The biggest item though was direct wage support for the employers of first and second year apprentices. Business groups and industry bodies have long argued that the government ought to offset employers’ direct costs of training apprentices, especially when they are achieving the same formal qualification outcomes as more generously subsidised institutional learners.

Direct employer incentives can worry policy makers, if they sense that public money is subsidising private business. Yes, there are risks around gaming and dependency that require careful policy design. But as long as learners are achieving the same quality assured qualifications, the only difference is they are doing so inside the labour force rather than outside it. For good measure their employers also throw in commercial competence, labour market match, reduced student debt, and productive employment.
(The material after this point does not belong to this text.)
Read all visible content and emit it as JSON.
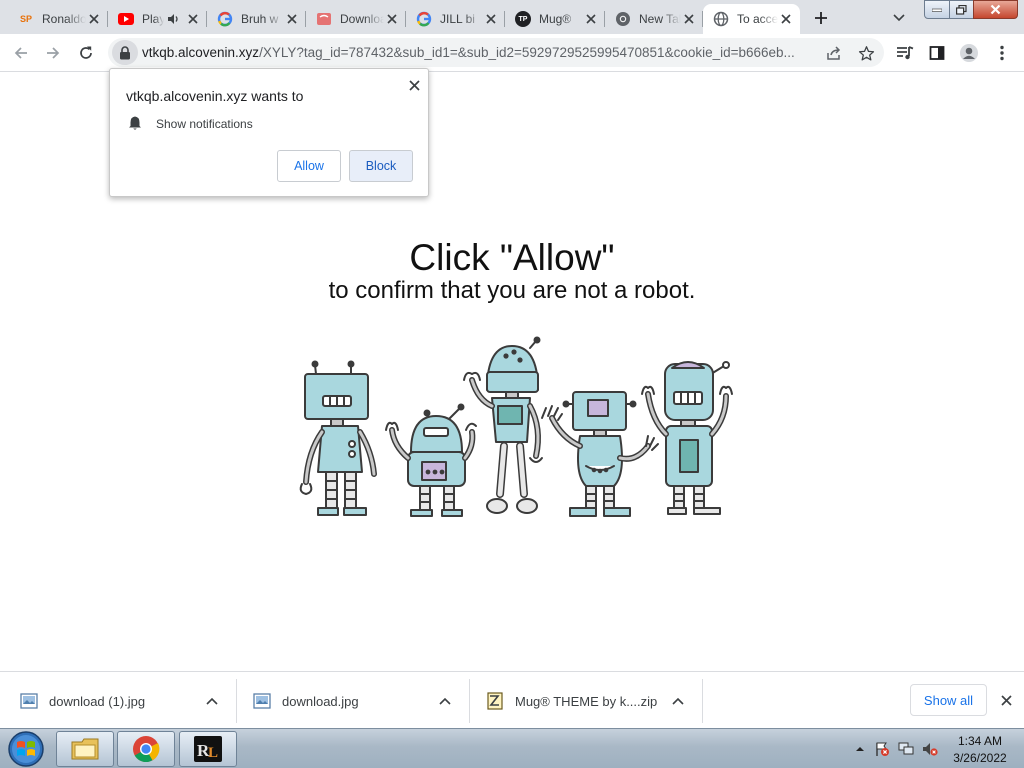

An apprentice’s well-equipped tertiary institution is a real workplace, but the time and teaching and capital costs are borne by their employer, who makes that investment despite being unlikely to see the direct return in terms of skills and productivity gain. If their business does well, that’s good for the economy, and we should reward employers that contribute to upskilling the workforce. If their learner does well, that’s also good for the economy. Right now wage subsidies are being applied to businesses whether there is formal upskilling or not, so it makes sense to use such incentives to support those employers who are contributing to workforce development, and to encourage more employers to join the training effort.

For all of these reasons, advantages of workplace learning, the need for industry leadership, and the steep challenges ahead, the time is right for us to be establishing a New Zealand country network of the Global Apprenticeship Network. As an outward looking nation with eye on the bigger picture, we’re keen to be part of a collective effort and global mission to upskill our workforces, for the prosperity and wellbeing of people in New Zealand and around the world, now and long after the crisis is over.